The following week, as the bloodshed worsened, Bush reversed course again, appearing to put his foot down in a major policy address outside the White House. "The storms of violence cannot go on," he said. "Enough is enough."

But the Israeli offensive ground on, ignoring successive US deadlines to pull out "without delay", "now" and "not tomorrow". In the face of that defiance, the White House appeared only to shrug. Challenged on the point, Bush even restated Fleischer's characterisation of Sharon as "a man of peace". Little wonder that the Israeli leader felt under no pressure to leave.

The rolling disaster that is this administration's Middle East policy was set in motion well over a year ago when Bush put his team together. It was clear at the outset that Powell, with his belief in multilateral solutions to global problems, was the odd man out among the likes of Rumsfeld, Cheney and Rice - who all believe that the US should embrace the leadership history has placed in its lap, and begin acting like a real superpower. Its true friends would follow.

Challenged over these inherent conflicts, Bush laughed them off. The administration would be all the richer for some constructive debate, he said. That is true as long as there is someone willing to make a decision once the debate is over. That, of course, is the task of the president. That is why they give him the big office and the impressive title. But over the Middle East, the president has floundered.

All Bush's instincts - personal and political - draw him to the hawkish side of the force. On his single trip to the Middle East while Texas governor in 1998, he bonded with Sharon, then foreign minister, who took the time to take the presidential scion on a helicopter tour of the occupied territories. The running commentary as they flew over the West Bank and Gaza was heavy on security, light on Palestinian rights.

Arafat meanwhile, stood Bush up, claiming prior engagements - yet another example of the Palestinian leader's poor judgement - and then lied about it to the press, claiming it was the American that had not wanted to meet.

September 11 also made a strong impression on Bush's Middle East outlook. The moral clarity of his black-and-white, for-us-or-against-us vision in the wake of the attack won him the love and respect of his nation. He seems baffled by the fact it has proved so ineffective, bordering on the irrelevant, in the moral greyland of the Israeli-Palestinian feud.

Lastly, there is US politics, and for all his shortcomings, Bush is a natural-born politician. He has sworn not to repeat his father's mistake of alienating the Christian conservatives who represent the core of his support in the American heartland. More than ever, they now identify with the Jewish state as the living embodiment of Biblical prophecy.

The Republican leader in the House of Representatives, Dick Armey has even encouraged Israel to "grab the whole West Bank" and declared "the Palestinians should leave" - an unequivocal green light for ethnic cleansing.

Powell, on the other hand, has only two things going for him, but they both count double.
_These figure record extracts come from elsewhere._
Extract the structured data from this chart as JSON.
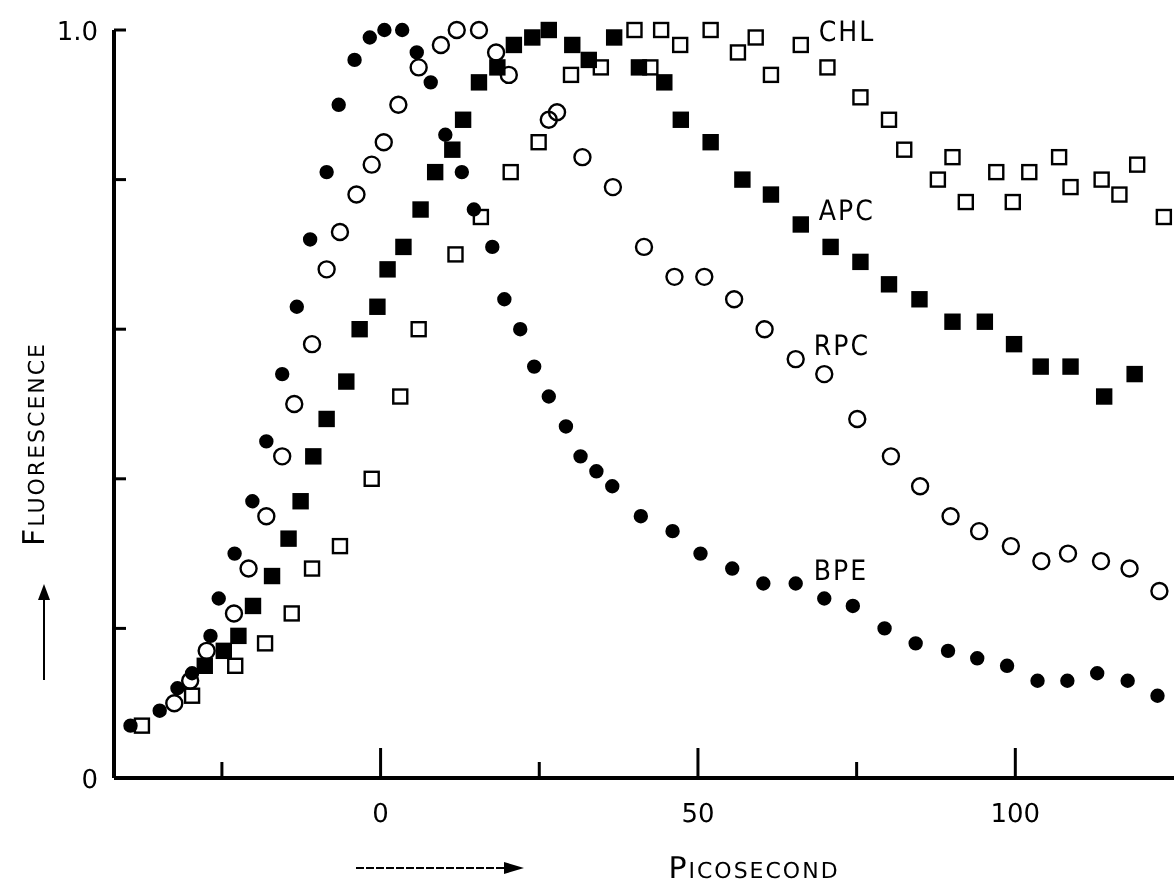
{
  "chart_data": {
    "type": "scatter",
    "xlabel": "Picosecond",
    "ylabel": "Fluorescence",
    "xlim": [
      -42,
      125
    ],
    "ylim": [
      0,
      1.0
    ],
    "xticks": [
      {
        "value": -25,
        "label": null
      },
      0,
      {
        "value": 25,
        "label": null
      },
      50,
      {
        "value": 75,
        "label": null
      },
      100
    ],
    "yticks": [
      0,
      {
        "value": 0.2,
        "label": null
      },
      {
        "value": 0.4,
        "label": null
      },
      {
        "value": 0.6,
        "label": null
      },
      {
        "value": 0.8,
        "label": null
      },
      {
        "value": 1.0,
        "label": "1.0"
      }
    ],
    "grid": false,
    "series": [
      {
        "name": "CHL",
        "color": "#000000",
        "marker": "square-open",
        "x": [
          -37.6,
          -29.7,
          -22.9,
          -18.2,
          -14,
          -10.8,
          -6.4,
          -1.4,
          3.1,
          6,
          11.8,
          15.8,
          20.5,
          24.9,
          30,
          34.7,
          40,
          42.5,
          44.2,
          47.2,
          52,
          56.3,
          59.1,
          61.5,
          66.2,
          70.4,
          75.6,
          80.1,
          82.5,
          87.8,
          90.1,
          92.2,
          97,
          99.6,
          102.2,
          106.9,
          108.7,
          113.6,
          116.4,
          119.2,
          123.4
        ],
        "values": [
          0.07,
          0.11,
          0.15,
          0.18,
          0.22,
          0.28,
          0.31,
          0.4,
          0.51,
          0.6,
          0.7,
          0.75,
          0.81,
          0.85,
          0.94,
          0.95,
          1.0,
          0.95,
          1.0,
          0.98,
          1.0,
          0.97,
          0.99,
          0.94,
          0.98,
          0.95,
          0.91,
          0.88,
          0.84,
          0.8,
          0.83,
          0.77,
          0.81,
          0.77,
          0.81,
          0.83,
          0.79,
          0.8,
          0.78,
          0.82,
          0.75
        ]
      },
      {
        "name": "APC",
        "color": "#000000",
        "marker": "square",
        "x": [
          -27.7,
          -24.7,
          -22.4,
          -20.1,
          -17.1,
          -14.5,
          -12.6,
          -10.6,
          -8.5,
          -5.4,
          -3.3,
          -0.5,
          1.1,
          3.6,
          6.3,
          8.6,
          11.3,
          13,
          15.5,
          18.4,
          21,
          23.9,
          26.5,
          30.2,
          32.8,
          36.8,
          40.7,
          44.7,
          47.3,
          52,
          57,
          61.5,
          66.2,
          70.9,
          75.6,
          80.1,
          84.9,
          90.1,
          95.2,
          99.8,
          104,
          108.7,
          114,
          118.8
        ],
        "values": [
          0.15,
          0.17,
          0.19,
          0.23,
          0.27,
          0.32,
          0.37,
          0.43,
          0.48,
          0.53,
          0.6,
          0.63,
          0.68,
          0.71,
          0.76,
          0.81,
          0.84,
          0.88,
          0.93,
          0.95,
          0.98,
          0.99,
          1.0,
          0.98,
          0.96,
          0.99,
          0.95,
          0.93,
          0.88,
          0.85,
          0.8,
          0.78,
          0.74,
          0.71,
          0.69,
          0.66,
          0.64,
          0.61,
          0.61,
          0.58,
          0.55,
          0.55,
          0.51,
          0.54
        ]
      },
      {
        "name": "RPC",
        "color": "#000000",
        "marker": "circle-open",
        "x": [
          -32.5,
          -30,
          -27.4,
          -23.1,
          -20.8,
          -18,
          -15.5,
          -13.6,
          -10.8,
          -8.5,
          -6.4,
          -3.8,
          -1.4,
          0.5,
          2.8,
          6,
          9.5,
          12,
          15.5,
          18.2,
          20.2,
          26.5,
          27.8,
          31.8,
          36.6,
          41.5,
          46.3,
          51,
          55.7,
          60.5,
          65.4,
          69.9,
          75.1,
          80.4,
          85,
          89.8,
          94.3,
          99.3,
          104.1,
          108.3,
          113.5,
          118,
          122.7
        ],
        "values": [
          0.1,
          0.13,
          0.17,
          0.22,
          0.28,
          0.35,
          0.43,
          0.5,
          0.58,
          0.68,
          0.73,
          0.78,
          0.82,
          0.85,
          0.9,
          0.95,
          0.98,
          1.0,
          1.0,
          0.97,
          0.94,
          0.88,
          0.89,
          0.83,
          0.79,
          0.71,
          0.67,
          0.67,
          0.64,
          0.6,
          0.56,
          0.54,
          0.48,
          0.43,
          0.39,
          0.35,
          0.33,
          0.31,
          0.29,
          0.3,
          0.29,
          0.28,
          0.25
        ]
      },
      {
        "name": "BPE",
        "color": "#000000",
        "marker": "circle",
        "x": [
          -39.4,
          -34.8,
          -32,
          -29.7,
          -26.8,
          -25.5,
          -23,
          -20.2,
          -18,
          -15.5,
          -13.2,
          -11.1,
          -8.5,
          -6.6,
          -4.1,
          -1.7,
          0.6,
          3.4,
          5.7,
          7.9,
          10.2,
          12.8,
          14.7,
          17.6,
          19.5,
          22,
          24.2,
          26.5,
          29.2,
          31.5,
          34,
          36.5,
          41,
          46,
          50.4,
          55.4,
          60.3,
          65.4,
          69.9,
          74.4,
          79.4,
          84.3,
          89.4,
          94,
          98.7,
          103.5,
          108.2,
          112.9,
          117.7,
          122.4
        ],
        "values": [
          0.07,
          0.09,
          0.12,
          0.14,
          0.19,
          0.24,
          0.3,
          0.37,
          0.45,
          0.54,
          0.63,
          0.72,
          0.81,
          0.9,
          0.96,
          0.99,
          1.0,
          1.0,
          0.97,
          0.93,
          0.86,
          0.81,
          0.76,
          0.71,
          0.64,
          0.6,
          0.55,
          0.51,
          0.47,
          0.43,
          0.41,
          0.39,
          0.35,
          0.33,
          0.3,
          0.28,
          0.26,
          0.26,
          0.24,
          0.23,
          0.2,
          0.18,
          0.17,
          0.16,
          0.15,
          0.13,
          0.13,
          0.14,
          0.13,
          0.11
        ]
      }
    ]
  }
}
First is the damage his resignation could do to the administration. His approval ratings compare well with the president's and outshine those of his cabinet colleagues, while his mere presence is a comforting guarantor of moderation for an electorate uneasy with extremes.

However, the power of this unspoken threat is undermined by the fact that Powell is known to be a "good soldier" who is unlikely to leave his post at a time of crisis and national danger.

His more powerful weapon lies in the simple fact that his adversaries' policies do not work. The administration's abstention from the problems of the Middle East in its first year in office was a disaster. On his return from his Arab nation tour, even Cheney was forced to admit that only US involvement could break the cycle of violence.

Yet, it is a lesson that has had to be learned more than once over the past few months, as the administration has repeatedly dipped its toe into the peacekeeping mud only to withdraw it once more in distaste. Judging by the evident unease at even the C word (remember it is a meeting, not a conference) suggests that ambiguity and indecision will remain the administration's guiding principles over Middle East policy for some time to come.